Most Companies Do Not Need an AI Strategy Deck. They Need a Kill List
Many AI rollouts fail because teams add tools without removing old work. The fastest gains often come from deleting waste before adding more systems.
AI adoption gets romanticized very quickly
Executives talk about transformation. Vendors talk about reinvention. Internal decks fill up with arrows, pillars, phases, and platform diagrams. Meanwhile the actual team still spends hours every week rewriting status updates, cleaning notes, and copying information between systems.
The first question in an AI rollout should not be “what can we add?”
It should be “what ugly work can we stop doing?”
Why subtraction beats ambition
Most organizations try to layer AI on top of old habits.

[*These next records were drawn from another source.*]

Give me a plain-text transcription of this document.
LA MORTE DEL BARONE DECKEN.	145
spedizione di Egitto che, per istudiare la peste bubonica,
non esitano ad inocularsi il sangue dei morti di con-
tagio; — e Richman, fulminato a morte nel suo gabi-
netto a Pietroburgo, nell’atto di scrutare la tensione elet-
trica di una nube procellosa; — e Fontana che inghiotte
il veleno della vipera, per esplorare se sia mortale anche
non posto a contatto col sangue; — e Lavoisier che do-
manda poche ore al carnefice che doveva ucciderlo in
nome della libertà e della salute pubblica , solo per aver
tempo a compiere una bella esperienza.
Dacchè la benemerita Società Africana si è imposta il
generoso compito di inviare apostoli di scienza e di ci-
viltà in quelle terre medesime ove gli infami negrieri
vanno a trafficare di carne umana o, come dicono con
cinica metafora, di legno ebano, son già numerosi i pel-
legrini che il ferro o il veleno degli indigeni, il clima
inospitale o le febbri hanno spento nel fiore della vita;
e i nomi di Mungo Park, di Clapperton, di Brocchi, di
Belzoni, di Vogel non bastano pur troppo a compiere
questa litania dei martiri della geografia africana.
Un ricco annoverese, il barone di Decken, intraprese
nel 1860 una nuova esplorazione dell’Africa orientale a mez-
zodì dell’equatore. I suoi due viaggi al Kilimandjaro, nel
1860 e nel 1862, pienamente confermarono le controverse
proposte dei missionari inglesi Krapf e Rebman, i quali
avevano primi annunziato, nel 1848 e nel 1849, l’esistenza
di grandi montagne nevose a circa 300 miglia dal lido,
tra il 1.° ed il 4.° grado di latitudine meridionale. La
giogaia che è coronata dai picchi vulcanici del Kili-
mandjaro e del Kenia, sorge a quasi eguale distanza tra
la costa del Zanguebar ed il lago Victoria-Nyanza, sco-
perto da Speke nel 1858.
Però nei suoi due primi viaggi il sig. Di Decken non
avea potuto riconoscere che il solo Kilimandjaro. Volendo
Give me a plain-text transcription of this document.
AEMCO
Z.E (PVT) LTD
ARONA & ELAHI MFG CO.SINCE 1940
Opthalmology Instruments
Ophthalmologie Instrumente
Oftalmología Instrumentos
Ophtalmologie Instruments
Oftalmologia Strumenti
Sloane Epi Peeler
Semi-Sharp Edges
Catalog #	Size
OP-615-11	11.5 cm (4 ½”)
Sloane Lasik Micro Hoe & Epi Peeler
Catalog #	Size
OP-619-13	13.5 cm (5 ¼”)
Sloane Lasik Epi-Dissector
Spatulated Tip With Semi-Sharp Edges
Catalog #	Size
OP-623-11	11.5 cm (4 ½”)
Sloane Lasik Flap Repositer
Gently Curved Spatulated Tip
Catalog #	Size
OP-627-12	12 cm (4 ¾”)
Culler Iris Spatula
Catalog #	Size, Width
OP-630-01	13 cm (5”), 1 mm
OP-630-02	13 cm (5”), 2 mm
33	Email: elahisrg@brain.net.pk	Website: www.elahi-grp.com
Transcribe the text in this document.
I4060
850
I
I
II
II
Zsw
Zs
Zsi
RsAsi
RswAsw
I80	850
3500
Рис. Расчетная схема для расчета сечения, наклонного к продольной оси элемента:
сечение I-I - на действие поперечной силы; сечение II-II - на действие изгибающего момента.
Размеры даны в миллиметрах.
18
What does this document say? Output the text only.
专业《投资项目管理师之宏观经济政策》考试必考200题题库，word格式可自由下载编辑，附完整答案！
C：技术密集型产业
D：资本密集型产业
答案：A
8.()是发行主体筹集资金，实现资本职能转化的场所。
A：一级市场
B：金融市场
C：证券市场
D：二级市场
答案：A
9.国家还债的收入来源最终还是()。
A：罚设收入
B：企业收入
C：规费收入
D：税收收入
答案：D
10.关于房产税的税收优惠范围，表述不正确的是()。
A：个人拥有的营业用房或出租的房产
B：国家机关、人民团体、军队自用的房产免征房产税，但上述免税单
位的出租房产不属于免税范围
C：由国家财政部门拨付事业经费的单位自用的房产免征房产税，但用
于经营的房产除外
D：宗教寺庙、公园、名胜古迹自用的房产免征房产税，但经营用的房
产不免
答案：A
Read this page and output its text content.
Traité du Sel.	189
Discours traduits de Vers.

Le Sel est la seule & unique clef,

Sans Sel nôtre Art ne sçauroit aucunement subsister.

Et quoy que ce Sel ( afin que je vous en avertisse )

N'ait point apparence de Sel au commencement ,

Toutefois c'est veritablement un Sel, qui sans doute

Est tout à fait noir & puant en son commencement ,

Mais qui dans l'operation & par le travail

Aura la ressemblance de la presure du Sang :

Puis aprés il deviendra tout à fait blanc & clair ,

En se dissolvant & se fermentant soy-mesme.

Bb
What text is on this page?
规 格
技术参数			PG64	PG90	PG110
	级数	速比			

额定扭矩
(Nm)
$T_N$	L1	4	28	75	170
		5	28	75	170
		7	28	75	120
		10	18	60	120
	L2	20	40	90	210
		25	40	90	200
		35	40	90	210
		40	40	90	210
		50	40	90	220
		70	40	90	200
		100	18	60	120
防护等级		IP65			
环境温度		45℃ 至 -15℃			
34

That creates a worse mess:
- one new assistant tool
- the same old approval process
- the same scattered knowledge base
- the same duplicate reporting
That is how teams end up with more software and the same bottlenecks.
Build a kill list first
Before buying another product, make a list of recurring work that deserves removal, compression, or radical simplification. Good candidates:
- weekly updates nobody rereads
- duplicative internal summaries
- repetitive pre-meeting prep
- low-value manual categorization
If AI cannot reduce one of those, it is probably not your next win.
What real progress looks like
A good pilot does not merely create an impressive output. It changes a habit. It shortens a loop. It removes a repeated drain on time or attention.
That is why the strongest enterprise AI stories often sound almost boring. “We cut prep time by half.” “We standardized follow-ups.” “We stopped rebuilding the same report every Monday.” Those are not glamorous headlines, but they compound.
AI strategy becomes real the moment it starts deleting work, not just decorating it.